I właśnie po tym występie został powołany do seniorskiej kadry, którą prowadziłem razem z Ryszardem Szurkowskim. W tej grupie było osiemnastu zawodników, ale Achim miał szczególny status, bo z Ryśkiem wprowadziliśmy zasadę, że w kadrze zawsze powinno być miejsce dla dwóch młodych i perspektywicznych zawodników. To jest zawsze bardzo trudny moment dla młodego kolarza, kiedy wchodzi w świat seniorski i mówiąc kolokwialnie, dostaje w łeb. Dlatego uznaliśmy, że dla najzdolniejszych juniorów pierwszy rok z kadrą seniorską to czas na dojrzewanie. W tym okresie nie mieliśmy wobec nich żadnych sportowych oczekiwań. Wyjaśniłem wtedy Achimowi: „Jesteś pierwszoroczniakiem, dlatego nic nie musisz. Masz trenować, jeździć na wyścigi i startować, ale twoje wyniki nie mają na razie żadnego znaczenia, bo to jest czas na adaptację, a nie na wygrywanie”. Na dodatek taki młody kolarz dostawał mentora, czyli doświadczonego kolarza, który był przy nim zawsze przed wyścigiem, w jego trakcie i po nim, aby mu podpowiadać taktykę, doradzać, wspierać i zwyczajnie się nim opiekować. Takim mentorem wyznaczonym przeze mnie dla Achima był Marek Leśniewski.
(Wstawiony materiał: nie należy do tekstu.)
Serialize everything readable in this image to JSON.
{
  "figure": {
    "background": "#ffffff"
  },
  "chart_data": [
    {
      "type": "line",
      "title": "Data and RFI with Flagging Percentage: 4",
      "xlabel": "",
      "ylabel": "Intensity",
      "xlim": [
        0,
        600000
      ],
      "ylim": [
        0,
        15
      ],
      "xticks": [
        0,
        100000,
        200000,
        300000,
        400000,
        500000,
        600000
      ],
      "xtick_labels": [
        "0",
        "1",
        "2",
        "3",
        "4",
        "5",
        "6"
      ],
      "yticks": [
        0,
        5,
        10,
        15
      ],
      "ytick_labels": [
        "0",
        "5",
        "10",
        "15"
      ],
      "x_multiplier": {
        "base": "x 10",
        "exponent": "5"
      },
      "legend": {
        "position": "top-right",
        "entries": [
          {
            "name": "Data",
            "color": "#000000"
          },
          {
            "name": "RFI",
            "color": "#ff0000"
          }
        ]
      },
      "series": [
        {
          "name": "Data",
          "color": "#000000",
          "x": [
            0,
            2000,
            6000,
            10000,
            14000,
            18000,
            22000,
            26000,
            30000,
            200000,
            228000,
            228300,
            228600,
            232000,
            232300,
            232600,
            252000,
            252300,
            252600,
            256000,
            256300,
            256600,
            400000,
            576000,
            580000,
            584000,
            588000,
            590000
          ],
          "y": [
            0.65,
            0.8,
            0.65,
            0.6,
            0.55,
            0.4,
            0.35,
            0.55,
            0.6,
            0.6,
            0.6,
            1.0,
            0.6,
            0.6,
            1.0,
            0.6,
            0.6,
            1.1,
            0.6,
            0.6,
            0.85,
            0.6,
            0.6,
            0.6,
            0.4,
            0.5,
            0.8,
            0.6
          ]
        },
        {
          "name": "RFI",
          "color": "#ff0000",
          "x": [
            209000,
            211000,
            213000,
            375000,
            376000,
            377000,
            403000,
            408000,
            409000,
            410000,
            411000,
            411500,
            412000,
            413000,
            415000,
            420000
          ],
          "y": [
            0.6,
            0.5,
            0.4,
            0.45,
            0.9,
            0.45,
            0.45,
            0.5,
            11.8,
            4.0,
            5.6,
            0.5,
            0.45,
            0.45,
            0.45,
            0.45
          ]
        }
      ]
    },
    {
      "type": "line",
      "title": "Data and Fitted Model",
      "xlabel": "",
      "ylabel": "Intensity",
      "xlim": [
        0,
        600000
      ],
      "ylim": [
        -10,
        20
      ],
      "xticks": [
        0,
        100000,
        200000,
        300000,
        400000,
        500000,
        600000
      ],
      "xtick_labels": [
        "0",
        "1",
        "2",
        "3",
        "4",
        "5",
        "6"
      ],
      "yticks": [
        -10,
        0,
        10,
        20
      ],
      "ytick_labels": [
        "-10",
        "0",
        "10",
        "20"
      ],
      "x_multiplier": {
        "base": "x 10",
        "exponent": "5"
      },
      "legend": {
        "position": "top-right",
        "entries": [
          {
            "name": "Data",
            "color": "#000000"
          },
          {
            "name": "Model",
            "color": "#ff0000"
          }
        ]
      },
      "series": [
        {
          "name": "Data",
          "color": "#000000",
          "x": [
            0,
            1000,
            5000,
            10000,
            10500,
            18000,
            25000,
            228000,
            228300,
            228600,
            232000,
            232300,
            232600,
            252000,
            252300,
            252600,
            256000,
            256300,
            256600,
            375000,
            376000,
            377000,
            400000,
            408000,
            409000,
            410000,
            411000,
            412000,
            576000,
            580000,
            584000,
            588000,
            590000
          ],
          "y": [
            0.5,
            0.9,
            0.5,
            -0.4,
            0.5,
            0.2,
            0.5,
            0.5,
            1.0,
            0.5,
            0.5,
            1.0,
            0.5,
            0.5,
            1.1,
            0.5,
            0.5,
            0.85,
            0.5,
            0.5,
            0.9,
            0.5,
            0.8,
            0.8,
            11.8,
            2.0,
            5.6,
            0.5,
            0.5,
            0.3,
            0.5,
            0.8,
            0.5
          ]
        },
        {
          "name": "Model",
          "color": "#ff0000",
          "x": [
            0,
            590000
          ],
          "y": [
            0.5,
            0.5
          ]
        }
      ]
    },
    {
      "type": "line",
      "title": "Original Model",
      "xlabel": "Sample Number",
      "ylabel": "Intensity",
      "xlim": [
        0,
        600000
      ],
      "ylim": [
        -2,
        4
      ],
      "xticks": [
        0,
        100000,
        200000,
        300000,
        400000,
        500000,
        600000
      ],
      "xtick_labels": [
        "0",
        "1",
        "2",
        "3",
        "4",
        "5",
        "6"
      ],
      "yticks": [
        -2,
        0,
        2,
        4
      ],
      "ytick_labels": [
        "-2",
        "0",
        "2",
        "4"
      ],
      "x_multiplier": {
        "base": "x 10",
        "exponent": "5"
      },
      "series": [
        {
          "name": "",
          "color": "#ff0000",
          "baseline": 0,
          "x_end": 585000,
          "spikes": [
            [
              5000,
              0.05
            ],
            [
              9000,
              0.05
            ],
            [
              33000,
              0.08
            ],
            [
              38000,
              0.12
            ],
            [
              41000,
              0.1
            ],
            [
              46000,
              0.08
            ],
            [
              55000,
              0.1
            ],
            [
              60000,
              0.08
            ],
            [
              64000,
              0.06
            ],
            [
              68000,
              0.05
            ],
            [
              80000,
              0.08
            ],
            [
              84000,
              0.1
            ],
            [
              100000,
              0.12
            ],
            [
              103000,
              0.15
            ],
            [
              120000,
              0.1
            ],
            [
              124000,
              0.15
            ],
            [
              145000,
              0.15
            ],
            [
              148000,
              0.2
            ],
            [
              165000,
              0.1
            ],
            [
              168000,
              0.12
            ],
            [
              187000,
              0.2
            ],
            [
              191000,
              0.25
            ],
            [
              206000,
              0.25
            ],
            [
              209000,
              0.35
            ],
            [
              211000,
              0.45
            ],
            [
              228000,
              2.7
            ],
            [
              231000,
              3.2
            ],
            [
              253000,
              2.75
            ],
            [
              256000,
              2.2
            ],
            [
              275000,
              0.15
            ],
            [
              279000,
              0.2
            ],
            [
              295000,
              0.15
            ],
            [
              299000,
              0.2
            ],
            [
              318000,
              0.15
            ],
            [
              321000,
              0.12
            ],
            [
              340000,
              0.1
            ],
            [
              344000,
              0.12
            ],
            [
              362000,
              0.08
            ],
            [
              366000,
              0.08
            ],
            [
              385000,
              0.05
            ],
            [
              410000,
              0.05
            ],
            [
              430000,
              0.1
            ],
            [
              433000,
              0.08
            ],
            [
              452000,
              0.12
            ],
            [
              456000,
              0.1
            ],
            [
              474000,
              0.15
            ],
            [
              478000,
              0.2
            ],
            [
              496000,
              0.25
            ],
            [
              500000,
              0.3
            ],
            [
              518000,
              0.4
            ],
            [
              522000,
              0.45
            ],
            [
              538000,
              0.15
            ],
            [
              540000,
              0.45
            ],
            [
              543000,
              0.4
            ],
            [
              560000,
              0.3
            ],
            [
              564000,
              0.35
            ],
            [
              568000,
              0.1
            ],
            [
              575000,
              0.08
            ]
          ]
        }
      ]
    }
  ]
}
– A jaki Halupczok miał charakter? Czuł się mocny i ta hardość z niego wychodziła na każdym kroku, czy jednak jako żółtodziób w kadrze seniorów znał swoje miejsce w szeregu i nie próbował się wy- chylać?
To był dobrze wychowany i bystry młody człowiek. Nie miał problemów ze zdaniem matury, co w tamtym okresie, delikatnie mówiąc, nie było regułą. Dostawał bardzo cenne wsparcie od klubowego trenera Mariana Staniszewskiego z LKS Ziemi Opolskiej.
– Mówimy o pokorze. A co z parciem do wygrywania?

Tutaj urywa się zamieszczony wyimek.